Niger : libération immédiate exigée pour la journaliste samira sabou

Un appel urgent pour la libération de Samira Sabou, journaliste enlevée au Niger

La disparition forcée de Samira Sabou, journaliste et militante nigérienne, suscite une vive inquiétude. Enlevée le 30 septembre à son domicile par des individus masqués se présentant comme des membres des services de sécurité, son sort reste inconnu. Ousmane Diallo, chercheur spécialisé sur le Sahel au bureau régional d’Amnesty International pour l’Afrique de l’Ouest et l’Afrique centrale, alerte sur cette situation critique et exige des autorités nigériennes qu’elles agissent sans délai.

Chaque minute qui passe est une violation supplémentaire des droits fondamentaux de Samira Sabou. Le Conseil national pour le salut de la patrie (CNSP) doit immédiatement révéler sa localisation et garantir sa libération inconditionnelle. Si les autorités ne savent pas où elle est détenue, elles ont l’obligation d’enquêter sans tarder. Le risque de torture ou de mauvais traitements plane sur elle, et son droit à un procès équitable est bafoué.

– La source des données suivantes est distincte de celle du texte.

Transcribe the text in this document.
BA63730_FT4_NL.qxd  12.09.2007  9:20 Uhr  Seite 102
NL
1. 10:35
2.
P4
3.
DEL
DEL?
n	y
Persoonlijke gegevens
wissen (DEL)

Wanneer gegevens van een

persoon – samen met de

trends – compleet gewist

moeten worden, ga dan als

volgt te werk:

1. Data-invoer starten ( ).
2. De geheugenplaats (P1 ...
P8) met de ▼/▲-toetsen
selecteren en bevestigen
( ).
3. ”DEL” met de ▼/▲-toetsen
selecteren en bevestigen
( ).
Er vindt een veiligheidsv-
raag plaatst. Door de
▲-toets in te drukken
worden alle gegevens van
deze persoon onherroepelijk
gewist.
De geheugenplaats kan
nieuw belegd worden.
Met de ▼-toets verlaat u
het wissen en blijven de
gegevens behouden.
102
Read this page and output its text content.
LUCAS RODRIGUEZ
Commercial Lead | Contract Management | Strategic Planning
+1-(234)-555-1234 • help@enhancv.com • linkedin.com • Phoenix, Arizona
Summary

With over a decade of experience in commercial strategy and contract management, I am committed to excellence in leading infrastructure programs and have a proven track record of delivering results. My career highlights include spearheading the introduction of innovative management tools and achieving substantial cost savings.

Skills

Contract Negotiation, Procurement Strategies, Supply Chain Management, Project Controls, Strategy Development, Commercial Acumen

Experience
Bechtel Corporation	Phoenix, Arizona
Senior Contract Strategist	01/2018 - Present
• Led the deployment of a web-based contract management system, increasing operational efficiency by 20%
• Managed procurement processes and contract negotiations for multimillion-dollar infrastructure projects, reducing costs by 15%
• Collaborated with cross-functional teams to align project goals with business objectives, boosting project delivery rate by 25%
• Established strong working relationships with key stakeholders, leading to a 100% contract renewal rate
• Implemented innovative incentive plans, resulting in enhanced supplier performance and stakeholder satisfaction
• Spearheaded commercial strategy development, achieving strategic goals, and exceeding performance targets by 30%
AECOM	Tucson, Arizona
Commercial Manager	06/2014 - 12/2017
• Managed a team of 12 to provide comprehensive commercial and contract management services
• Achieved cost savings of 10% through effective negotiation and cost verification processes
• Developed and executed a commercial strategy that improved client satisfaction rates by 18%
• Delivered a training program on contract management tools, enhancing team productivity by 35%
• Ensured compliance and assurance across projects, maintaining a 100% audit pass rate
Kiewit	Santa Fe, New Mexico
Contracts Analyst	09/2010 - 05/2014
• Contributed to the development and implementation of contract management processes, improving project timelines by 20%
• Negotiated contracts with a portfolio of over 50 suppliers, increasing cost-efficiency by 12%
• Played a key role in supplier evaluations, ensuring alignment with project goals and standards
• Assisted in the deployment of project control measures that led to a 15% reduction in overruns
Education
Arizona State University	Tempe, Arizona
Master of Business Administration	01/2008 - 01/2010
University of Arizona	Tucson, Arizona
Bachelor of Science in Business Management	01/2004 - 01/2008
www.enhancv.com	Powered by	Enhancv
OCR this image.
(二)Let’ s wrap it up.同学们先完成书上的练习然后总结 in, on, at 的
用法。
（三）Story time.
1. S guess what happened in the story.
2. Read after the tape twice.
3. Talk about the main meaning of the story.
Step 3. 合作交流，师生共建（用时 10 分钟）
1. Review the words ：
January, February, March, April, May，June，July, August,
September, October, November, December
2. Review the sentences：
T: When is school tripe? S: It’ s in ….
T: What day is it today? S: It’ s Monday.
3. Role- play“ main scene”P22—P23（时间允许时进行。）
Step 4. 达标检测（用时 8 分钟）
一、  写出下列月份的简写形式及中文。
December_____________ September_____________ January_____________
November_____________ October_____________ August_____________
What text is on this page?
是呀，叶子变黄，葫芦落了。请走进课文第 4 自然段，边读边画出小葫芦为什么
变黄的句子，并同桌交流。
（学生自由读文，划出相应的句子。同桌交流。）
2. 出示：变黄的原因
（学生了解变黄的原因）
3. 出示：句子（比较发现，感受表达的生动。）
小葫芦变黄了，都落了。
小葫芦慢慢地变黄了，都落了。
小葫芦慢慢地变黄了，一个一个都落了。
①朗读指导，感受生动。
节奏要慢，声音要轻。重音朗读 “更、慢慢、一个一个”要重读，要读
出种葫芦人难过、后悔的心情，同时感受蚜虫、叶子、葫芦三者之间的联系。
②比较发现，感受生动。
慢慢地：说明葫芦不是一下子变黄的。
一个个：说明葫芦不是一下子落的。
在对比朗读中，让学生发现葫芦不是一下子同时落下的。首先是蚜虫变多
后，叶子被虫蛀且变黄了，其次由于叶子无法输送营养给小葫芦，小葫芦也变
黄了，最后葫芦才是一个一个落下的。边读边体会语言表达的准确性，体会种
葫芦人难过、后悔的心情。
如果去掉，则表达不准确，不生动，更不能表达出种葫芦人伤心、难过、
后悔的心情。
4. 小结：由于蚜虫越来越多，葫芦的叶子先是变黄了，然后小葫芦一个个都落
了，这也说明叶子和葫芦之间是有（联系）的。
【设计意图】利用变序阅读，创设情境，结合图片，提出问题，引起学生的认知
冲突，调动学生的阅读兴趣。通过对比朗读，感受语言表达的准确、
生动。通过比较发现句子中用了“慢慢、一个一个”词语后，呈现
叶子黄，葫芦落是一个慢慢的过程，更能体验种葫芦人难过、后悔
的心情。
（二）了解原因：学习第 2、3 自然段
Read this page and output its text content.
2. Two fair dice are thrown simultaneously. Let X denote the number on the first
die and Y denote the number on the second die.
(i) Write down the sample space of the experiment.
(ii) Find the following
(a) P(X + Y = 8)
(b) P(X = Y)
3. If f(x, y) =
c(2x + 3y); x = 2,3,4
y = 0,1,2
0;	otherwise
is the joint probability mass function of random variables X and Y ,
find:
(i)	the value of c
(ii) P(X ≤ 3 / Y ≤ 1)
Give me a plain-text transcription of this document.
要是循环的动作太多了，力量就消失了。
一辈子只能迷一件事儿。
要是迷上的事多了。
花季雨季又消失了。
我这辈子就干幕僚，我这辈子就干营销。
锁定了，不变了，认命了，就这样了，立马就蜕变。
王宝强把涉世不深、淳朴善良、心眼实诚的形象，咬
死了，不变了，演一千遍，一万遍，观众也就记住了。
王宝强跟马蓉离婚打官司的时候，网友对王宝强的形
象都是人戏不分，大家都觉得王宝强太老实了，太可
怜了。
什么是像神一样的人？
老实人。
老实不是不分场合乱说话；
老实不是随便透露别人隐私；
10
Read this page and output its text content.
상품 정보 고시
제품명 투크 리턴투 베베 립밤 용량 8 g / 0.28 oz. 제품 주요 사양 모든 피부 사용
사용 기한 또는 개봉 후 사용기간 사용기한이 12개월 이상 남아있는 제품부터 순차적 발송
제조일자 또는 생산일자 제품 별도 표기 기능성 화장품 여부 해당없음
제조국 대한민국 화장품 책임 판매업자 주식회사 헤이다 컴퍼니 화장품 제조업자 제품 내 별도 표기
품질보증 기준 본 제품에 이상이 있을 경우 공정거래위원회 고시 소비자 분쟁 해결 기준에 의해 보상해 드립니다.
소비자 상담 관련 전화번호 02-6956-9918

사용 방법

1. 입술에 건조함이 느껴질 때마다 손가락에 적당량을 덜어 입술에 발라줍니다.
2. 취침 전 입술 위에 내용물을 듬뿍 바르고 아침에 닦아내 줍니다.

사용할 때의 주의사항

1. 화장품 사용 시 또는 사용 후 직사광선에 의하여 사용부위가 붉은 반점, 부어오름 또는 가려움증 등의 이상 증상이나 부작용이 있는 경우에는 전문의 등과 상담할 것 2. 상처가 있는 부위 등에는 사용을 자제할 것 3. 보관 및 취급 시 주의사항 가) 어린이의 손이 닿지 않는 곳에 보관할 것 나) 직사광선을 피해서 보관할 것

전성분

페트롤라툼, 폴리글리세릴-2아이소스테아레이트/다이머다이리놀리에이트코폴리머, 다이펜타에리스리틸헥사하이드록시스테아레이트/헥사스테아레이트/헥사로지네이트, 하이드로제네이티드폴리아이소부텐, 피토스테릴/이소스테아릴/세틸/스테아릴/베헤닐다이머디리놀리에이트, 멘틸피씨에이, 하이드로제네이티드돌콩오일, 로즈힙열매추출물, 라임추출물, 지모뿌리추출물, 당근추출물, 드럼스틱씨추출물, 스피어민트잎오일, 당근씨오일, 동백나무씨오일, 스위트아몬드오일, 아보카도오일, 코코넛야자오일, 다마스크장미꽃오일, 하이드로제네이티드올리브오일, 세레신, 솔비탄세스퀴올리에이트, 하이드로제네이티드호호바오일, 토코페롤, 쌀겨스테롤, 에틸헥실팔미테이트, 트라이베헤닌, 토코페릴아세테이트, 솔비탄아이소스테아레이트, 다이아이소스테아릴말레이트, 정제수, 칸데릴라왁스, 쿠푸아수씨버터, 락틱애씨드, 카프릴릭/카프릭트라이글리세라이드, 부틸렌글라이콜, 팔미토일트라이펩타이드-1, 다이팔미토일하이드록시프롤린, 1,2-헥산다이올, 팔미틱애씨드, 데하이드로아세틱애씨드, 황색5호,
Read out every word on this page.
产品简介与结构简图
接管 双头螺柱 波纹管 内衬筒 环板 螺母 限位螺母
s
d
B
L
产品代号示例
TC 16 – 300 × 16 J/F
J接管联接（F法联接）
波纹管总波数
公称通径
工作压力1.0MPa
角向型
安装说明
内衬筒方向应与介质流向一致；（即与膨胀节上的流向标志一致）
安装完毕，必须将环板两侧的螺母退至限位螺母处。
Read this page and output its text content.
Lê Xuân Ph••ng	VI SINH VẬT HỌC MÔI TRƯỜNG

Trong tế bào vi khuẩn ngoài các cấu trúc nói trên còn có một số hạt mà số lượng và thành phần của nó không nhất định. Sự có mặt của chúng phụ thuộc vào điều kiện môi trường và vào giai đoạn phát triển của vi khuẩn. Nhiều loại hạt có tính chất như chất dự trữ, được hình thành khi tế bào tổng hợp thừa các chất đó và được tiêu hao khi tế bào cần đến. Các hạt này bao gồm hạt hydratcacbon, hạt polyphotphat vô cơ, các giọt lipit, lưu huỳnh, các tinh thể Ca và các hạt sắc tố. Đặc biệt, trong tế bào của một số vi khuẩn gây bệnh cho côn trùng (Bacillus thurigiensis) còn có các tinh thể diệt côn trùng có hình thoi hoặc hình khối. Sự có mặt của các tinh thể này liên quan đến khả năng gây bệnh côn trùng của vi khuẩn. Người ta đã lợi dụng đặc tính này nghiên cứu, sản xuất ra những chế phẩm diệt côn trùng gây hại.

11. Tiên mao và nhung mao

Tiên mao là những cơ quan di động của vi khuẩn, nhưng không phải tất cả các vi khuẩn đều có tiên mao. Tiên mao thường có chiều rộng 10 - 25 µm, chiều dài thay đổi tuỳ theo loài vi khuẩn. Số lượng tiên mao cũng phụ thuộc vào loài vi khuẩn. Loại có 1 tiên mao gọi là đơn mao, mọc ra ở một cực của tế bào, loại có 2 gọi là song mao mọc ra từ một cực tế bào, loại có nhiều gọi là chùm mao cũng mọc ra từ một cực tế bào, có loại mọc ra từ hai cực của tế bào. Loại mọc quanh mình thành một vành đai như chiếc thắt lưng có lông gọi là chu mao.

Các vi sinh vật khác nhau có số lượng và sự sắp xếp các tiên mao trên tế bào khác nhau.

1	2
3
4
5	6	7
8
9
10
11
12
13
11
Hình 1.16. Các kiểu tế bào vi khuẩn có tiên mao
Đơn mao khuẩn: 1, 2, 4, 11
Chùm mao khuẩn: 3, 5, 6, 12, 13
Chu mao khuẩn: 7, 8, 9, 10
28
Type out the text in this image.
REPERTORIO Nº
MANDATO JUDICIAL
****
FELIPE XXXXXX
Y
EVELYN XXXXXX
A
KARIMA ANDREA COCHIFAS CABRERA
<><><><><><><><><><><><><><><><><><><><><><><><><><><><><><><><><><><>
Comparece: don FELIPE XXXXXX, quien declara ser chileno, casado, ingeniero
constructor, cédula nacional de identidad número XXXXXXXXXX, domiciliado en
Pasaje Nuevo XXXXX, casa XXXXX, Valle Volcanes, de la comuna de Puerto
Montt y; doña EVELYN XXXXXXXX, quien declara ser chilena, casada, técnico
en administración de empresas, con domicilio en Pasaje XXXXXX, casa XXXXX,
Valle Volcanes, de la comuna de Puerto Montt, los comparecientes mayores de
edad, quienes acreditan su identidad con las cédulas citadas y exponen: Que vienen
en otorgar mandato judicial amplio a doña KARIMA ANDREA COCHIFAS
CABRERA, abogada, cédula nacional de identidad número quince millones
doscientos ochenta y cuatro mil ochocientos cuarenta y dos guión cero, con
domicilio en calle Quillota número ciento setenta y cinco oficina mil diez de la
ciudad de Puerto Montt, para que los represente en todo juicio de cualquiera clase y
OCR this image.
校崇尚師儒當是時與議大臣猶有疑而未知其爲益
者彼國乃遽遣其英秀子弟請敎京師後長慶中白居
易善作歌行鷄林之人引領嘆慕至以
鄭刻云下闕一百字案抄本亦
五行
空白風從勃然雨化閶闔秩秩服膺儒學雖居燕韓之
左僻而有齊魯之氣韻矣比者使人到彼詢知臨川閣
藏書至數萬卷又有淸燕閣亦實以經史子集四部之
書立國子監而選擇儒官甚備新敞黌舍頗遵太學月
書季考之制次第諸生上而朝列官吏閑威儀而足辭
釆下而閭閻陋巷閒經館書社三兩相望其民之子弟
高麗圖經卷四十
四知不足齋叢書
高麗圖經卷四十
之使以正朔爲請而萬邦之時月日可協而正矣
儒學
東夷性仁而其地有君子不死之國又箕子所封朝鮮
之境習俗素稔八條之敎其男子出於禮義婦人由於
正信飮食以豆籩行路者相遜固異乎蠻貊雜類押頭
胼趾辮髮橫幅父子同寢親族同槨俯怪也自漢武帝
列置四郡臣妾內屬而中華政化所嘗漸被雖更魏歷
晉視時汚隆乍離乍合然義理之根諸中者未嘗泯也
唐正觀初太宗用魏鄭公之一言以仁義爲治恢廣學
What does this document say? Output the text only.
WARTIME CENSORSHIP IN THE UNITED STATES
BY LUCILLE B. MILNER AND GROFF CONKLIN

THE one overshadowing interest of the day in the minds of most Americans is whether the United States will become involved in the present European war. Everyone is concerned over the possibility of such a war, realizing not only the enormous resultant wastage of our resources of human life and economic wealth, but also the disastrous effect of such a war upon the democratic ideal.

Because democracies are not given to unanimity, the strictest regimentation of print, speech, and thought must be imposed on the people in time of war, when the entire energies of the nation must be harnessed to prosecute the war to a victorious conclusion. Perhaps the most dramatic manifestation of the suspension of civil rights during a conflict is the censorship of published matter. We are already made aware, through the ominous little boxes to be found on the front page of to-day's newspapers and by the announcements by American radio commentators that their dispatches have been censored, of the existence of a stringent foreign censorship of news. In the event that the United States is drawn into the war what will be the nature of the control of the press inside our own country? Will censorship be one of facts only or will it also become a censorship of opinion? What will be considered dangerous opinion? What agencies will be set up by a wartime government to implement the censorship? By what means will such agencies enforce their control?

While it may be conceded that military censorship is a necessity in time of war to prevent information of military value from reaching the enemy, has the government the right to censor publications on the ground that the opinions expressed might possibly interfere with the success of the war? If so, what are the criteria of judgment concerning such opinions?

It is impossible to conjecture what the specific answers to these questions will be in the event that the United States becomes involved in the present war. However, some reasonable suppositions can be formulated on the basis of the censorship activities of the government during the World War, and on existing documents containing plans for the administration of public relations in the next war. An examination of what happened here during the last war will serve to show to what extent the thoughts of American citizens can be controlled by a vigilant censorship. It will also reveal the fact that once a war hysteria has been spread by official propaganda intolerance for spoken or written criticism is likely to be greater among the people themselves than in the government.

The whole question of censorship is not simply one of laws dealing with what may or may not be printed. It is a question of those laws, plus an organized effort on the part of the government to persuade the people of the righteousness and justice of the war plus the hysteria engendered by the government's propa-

Ousmane Diallo, chercheur sur le Sahel au bureau régional d’Amnesty International pour l’Afrique de l’Ouest et l’Afrique centrale

Un engagement militant contre la corruption et les abus

Journaliste et présidente des blogueurs du Niger, Samira Sabou est une figure engagée dans la défense des droits humains et la lutte contre la corruption. Ses récentes prises de position, notamment sur les arrestations arbitraires perpétrées par le CNSP, pourraient expliquer sa disparition forcée. Une hypothèse d’autant plus plausible que ses activités militantes la placent en première ligne face aux autorités.

Le Niger, signataire de la Convention internationale pour la protection de toutes les personnes contre les disparitions forcées, est tenu de respecter ses engagements en matière de droits humains. Amnesty International rappelle que les disparitions forcées sont interdites par le droit international et national, tout comme les atteintes à la liberté d’expression et de la presse. Les défenseurs des droits humains, dont Samira Sabou, bénéficient d’une protection renforcée, notamment via la loi de juin 2022 sur leurs droits et devoirs.

Une arrestation illégale et des droits bafoués

Le 30 septembre 2023, Samira Sabou a été arrachée à son domicile, à Niamey, par des hommes masqués exhibant des cartes professionnelles. Cagoulée et emmenée dans une voiture à destination inconnue, ni sa famille ni son avocat n’ont pu la contacter depuis. Les autorités policières de Niamey, interrogées sur cette affaire, affirment n’avoir aucune information à ce sujet.

Cette situation s’inscrit dans un contexte plus large de restrictions croissantes des libertés fondamentales au Niger. Récemment, une autre militante, Samira Ibrahim (surnommée Precious Mimi), a été condamnée à six mois de prison avec sursis et à une amende de 300 000 francs CFA pour un post Facebook critiquant la position de l’Algérie sur le nouveau gouvernement nigérien. Une décision qui illustre la répression accrue des voix dissidentes dans le pays.

Le Niger face à ses obligations internationales

Les disparitions forcées et les entraves à la liberté de la presse sapent la crédibilité du Niger sur la scène internationale. Les autorités doivent impérativement respecter leurs engagements en matière de droits humains, notamment ceux liés à la Convention contre les disparitions forcées et aux lois nationales protégeant les défenseurs des droits humains. La communauté internationale observe avec attention l’évolution de cette affaire, qui met en lumière la dégradation des conditions de travail des journalistes et militants au Niger.

Pour l’heure, les proches de Samira Sabou et les organisations de défense des droits humains maintiennent la pression afin d’obtenir sa libération immédiate et le respect de ses droits fondamentaux.